Basis-Einheit des Baustellenmanagements ist ein Lagercontainer. Je nach Platzangebot kann zwischen den Größen 10 und 20 Fuß gewählt werden. "Wir kümmern uns dann darum, dass der Container mit allem befüllt ist, was fortlaufend auf der Baustelle benötigt wird", erklärt Eberlein. Wichtig sei die entsprechende Vorarbeit. In einem Abstimmungstermin werde gemeinsam mit dem Kunden festgehalten, welche Materialien zur Ausführung des konkreten Projekts benötigt und stetig auf der Baustelle vorgehalten werden müssen. Auf Grundlage dieser Bestandsliste bereitet Beutlhauser den Container vor. "Und dann wird er komplett bestückt auf die Baustelle gebracht.
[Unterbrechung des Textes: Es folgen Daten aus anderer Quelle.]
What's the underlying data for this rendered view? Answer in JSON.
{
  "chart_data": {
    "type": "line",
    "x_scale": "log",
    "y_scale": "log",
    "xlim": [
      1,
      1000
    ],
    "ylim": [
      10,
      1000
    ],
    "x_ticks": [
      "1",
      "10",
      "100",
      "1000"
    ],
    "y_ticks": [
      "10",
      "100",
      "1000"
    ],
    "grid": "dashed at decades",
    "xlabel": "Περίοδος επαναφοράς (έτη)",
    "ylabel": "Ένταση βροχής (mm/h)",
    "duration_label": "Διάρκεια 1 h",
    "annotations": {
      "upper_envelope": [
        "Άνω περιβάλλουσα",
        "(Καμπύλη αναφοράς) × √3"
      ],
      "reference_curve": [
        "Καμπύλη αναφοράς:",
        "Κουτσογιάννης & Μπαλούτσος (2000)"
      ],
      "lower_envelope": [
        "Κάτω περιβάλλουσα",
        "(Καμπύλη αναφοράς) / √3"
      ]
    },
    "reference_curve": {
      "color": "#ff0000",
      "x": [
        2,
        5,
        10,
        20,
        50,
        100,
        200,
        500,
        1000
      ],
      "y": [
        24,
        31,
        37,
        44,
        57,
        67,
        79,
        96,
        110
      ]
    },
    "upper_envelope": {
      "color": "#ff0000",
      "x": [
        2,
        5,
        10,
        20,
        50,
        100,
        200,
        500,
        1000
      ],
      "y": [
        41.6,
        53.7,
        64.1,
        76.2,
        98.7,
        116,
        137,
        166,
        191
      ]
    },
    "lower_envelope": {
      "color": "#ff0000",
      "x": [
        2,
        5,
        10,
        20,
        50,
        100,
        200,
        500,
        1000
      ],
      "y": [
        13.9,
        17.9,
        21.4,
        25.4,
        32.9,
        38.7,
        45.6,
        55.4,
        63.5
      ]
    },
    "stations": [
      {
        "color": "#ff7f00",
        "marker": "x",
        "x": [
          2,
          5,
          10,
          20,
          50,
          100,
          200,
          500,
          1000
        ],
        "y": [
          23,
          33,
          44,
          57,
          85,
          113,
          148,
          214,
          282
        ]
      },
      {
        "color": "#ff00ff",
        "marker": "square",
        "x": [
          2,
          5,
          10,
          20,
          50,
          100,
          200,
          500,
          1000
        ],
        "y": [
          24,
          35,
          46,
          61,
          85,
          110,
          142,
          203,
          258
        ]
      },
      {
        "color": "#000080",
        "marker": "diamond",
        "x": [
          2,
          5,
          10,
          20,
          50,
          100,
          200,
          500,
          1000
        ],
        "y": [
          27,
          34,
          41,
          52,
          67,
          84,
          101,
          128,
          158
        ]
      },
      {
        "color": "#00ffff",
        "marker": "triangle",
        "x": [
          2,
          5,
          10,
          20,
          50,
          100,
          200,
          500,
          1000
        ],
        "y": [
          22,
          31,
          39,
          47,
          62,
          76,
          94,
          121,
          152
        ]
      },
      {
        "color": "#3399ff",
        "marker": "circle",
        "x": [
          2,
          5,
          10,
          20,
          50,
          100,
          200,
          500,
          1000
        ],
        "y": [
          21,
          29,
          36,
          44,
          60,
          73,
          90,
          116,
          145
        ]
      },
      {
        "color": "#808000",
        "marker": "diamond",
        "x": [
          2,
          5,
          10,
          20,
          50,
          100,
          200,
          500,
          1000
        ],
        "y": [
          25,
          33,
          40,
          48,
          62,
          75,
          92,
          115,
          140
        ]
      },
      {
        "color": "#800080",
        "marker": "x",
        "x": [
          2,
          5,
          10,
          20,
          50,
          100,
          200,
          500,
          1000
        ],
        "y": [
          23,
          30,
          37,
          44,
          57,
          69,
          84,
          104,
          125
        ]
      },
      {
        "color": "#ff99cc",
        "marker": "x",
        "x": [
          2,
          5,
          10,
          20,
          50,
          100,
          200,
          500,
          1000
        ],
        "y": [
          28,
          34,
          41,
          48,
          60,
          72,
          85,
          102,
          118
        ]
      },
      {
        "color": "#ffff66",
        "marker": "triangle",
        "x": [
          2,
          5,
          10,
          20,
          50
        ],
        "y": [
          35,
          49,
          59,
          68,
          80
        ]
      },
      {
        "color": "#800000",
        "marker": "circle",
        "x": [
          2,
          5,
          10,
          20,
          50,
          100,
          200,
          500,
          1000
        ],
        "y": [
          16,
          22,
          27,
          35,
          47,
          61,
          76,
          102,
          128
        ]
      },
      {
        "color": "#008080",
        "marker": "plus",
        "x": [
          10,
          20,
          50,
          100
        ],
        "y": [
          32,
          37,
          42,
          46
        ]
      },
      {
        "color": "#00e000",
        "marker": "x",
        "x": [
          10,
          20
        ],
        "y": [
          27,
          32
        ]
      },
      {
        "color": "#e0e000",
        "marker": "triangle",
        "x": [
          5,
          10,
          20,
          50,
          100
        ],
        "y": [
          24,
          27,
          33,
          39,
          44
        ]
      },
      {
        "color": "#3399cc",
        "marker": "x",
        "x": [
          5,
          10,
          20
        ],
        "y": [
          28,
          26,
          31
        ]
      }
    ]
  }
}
Der Kunde muss sich um nichts mehr kümmern", stellt Eberlein klar.

Die Dietz Baugesellschaft aus Weismain setzt für das Städtebauprojekt auf dem ehemaligen Gelände der Lagarde-Kaserne die Container und den Baustellenmanagement-Service von Beutlhauser ein. Foto: Beutlhauser

Um den vorhandenen Platz im Container bestmöglich zu nutzen, setzt Beutlhauser eigenen Angaben zufolge auf ein Regalsystem. "Die Regale sind fest im Container installiert. Das hat den Vorteil, dass sie auch beim Umsetzen des Containers nicht umfallen. Außerdem werden die Regale sauber durchetikettiert", ergänzt Eberlein. Die standardisierte Etikettierung der Lagerplätze und die Anordnung nach Produktgruppen sorgen für maximalen Überblick. Zudem bietet die Etikettierung einen Mehrwert bei der Nachbestückung. Manuelle Bestellprozesse sind nicht nötig, wenn sich der Kunde für das digitale Scannersystem entscheidet, das mit dem Beutlhauser-Onlineshop verknüpft ist. Artikelnummer einscannen, Stückzahl eingeben – und innerhalb von 24 bis 48 Stunden erfolgt die Lieferung direkt zum Container.

"Es gibt jedoch noch eine andere Option, die zum Beispiel hier auf der Baustelle von Dietz angewendet wird. Dann kommen wir regelmäßig selbst auf die Baustelle, besprechen mit dem Polier, was benötigt wird und liefern die bestellte Ware selbst aus", sagt Matthias Eberlein und schmunzelt, weil in diesem Moment ein Beutlhauser-Transporter um die Ecke biegt. Er bringt die neue Lieferung von Faserbetonschlangen, die von Beutlhauser direkt am dafür vorgesehenen Platz im Container eingeräumt werden. "Die Verpackungsmaterialien nehmen wir dann auch gleich wieder zur Entsorgung mit", fügt Eberlein hinzu und verweist auf den Faktor Nachhaltigkeit.

Der zentrale Mehrwert des Konzepts liegt für Matthias Eberlein laut eigener Aussage auf der Hand: Der Kunde habe mehr Zeit für das Wesentliche. Das würden die Erfahrungen aus der Praxis auf dem Gelände des Lagarde-Campus bestätigen.